N'écris pas en rouge, laisse ça aux censeurs. Ce n'est pas mon cas. Lorsque je t'ai écrit j'avais oublié ce merveilleux Pensec, le coureur du tour de France, qui avait mis un préservatif sur la coëffe d'une bigoudaine. C'est cette France profonde que j'aime, généreuse, spontanée, insouciante; les coups de gueule de Kersauzon, les terribles frères corsaires dont j'ai perdu le nom, mais qui se reconnaîtront, tous ces paysages, ces calvaires, ces chapelles, ce granit où suinte le souffle des prières de survie, ces crânes si gentils, cette générosité qui n'a jamais été récompensée par notre histoire de France, que par l'ingratitude, oui je vous aime Compagnons de l'île de Saint, Locronant la martyre, et vous tous enfants de la mer, filles jolies, paysages découpés, landes sauvages... Vous tous que je retrouve avec nostalgie, comme le bruit de la vague, écho du coquillage, la vague des nuages, les nuages d'amitié.

A toi, petite fleur de Bretagne à qui j'adresse mon affection, mes langueurs, toi qui vis dans les légendes, regarde comme ta Bretagne est belle , tes enfants dignes et courageux, et fait encore rêver.

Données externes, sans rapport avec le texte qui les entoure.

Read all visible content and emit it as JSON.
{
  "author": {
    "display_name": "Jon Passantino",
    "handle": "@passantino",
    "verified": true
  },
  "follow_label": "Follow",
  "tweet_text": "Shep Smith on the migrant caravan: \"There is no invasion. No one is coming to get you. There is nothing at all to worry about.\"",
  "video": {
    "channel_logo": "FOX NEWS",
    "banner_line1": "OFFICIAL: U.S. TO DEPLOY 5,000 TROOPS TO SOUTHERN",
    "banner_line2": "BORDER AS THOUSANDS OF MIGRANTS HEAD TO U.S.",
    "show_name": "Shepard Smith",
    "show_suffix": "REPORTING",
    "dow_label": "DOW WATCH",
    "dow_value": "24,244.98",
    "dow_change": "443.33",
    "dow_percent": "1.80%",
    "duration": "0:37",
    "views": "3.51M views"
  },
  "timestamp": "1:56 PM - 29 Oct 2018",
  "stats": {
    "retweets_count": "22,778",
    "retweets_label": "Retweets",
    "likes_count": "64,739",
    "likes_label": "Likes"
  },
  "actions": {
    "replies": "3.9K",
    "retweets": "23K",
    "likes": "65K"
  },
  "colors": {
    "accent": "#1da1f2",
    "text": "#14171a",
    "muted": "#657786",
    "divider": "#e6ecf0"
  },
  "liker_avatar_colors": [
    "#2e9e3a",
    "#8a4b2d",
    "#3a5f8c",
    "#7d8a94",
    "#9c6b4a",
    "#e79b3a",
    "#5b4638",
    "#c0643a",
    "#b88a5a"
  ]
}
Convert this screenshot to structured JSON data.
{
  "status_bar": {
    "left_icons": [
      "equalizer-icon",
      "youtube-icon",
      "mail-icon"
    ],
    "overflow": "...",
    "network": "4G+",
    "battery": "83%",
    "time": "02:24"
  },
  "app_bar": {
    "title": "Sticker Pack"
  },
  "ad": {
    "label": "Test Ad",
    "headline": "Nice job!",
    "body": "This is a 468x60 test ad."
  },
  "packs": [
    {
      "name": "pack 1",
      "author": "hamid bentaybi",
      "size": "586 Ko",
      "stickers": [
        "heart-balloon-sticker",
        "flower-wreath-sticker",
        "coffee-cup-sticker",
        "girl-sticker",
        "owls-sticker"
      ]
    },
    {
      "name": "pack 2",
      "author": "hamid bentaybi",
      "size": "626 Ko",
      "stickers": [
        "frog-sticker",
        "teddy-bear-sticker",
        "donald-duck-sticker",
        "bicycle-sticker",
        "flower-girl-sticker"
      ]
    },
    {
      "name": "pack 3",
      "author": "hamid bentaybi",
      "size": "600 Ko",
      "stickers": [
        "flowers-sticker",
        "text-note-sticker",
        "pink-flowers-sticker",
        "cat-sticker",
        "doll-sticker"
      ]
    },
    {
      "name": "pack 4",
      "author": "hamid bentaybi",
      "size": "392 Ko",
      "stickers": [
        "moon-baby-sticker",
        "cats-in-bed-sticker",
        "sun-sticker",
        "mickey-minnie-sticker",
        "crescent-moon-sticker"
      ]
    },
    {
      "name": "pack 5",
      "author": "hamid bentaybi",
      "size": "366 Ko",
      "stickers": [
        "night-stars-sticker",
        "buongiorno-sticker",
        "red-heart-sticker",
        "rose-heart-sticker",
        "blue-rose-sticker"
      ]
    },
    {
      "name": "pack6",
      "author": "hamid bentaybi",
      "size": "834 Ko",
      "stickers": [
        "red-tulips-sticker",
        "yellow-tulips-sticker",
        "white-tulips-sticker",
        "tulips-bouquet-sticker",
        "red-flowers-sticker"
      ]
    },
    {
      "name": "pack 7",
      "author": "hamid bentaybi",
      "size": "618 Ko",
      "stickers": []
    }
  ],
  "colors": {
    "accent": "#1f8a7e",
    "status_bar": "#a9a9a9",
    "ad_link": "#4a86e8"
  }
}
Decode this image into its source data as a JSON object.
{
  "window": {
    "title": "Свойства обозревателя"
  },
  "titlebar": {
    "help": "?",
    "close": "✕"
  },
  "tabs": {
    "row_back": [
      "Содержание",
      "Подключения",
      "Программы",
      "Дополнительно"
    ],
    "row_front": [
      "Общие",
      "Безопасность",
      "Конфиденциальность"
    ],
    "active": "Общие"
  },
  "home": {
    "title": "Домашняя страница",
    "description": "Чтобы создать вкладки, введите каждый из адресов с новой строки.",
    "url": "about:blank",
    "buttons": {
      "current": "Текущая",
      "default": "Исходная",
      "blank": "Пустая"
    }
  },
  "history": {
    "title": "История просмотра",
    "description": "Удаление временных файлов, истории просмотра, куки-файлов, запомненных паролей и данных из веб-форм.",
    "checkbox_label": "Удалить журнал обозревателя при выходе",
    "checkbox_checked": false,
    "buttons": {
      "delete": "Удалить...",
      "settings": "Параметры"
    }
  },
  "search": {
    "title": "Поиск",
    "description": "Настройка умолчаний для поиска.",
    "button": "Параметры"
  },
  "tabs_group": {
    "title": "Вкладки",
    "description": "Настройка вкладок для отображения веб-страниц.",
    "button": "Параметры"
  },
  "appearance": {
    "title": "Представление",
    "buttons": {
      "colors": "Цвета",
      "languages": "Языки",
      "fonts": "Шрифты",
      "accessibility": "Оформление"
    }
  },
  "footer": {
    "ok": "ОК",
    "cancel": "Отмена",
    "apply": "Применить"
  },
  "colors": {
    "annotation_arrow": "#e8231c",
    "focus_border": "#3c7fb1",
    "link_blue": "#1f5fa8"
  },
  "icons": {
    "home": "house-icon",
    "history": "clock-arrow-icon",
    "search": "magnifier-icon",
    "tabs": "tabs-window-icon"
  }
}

Venez, venez me découvrir, moi qui l'océan borde, dont les faisceaux, protègent, venez, venez à moi , écouter sur mes plages le vent de l'aventure, dans les yeux que de joyeux messages, venez goûter nos crêpes, nos fruits de mer, venez au peit matin prendre la mer avec nos enfants, venez à moi, je suis à vous, je suis "Bretagne"

A toi



Clin d'Oeil

Sais - tu que beaucoup de bretons sont devenus parisiens. Aujourd'hui tout est bouleversé et nous allons, comme les bretons d'alors et d'aujourd'hui , là où le travail nous appelle. Je ne suis pas non plus breton, ni de souche ni d'ailleurs. Lorsque j'ai découvert, senti ce pays, j'ai été conquis et je te souhaite de t'y rendre avec le passeport de l'aventure. 5 départements ce n'est pas rien, car je fais partie de ceux qui croient que la Bretagne est une et indivisible.
La Dordogne est aussi jolie, je connais Bergerac pour y avoir pratiqué le parachutisme, Sarlat où mon père était durant la guerre, et faisait partie d'un réseau de résistance, et d'autres villes bien agréables. La Dordogne, je crois , a accrû son essort avec les plantations de tabac. Avant c'était bien pauvre, mais les gens, comme en Bretagne du reste, étaient fiers et nobles face à l'adversité. Je crois que ces régions pauvres offrent une grandeur d'âme, où la dureté de vie n'avait d'égal que le désir de combattre pour ceux qu'on aime.  J'aime ses marchés multicolores, entre autre...mais je te laisse le soin de promouvoir cette région où tu vis.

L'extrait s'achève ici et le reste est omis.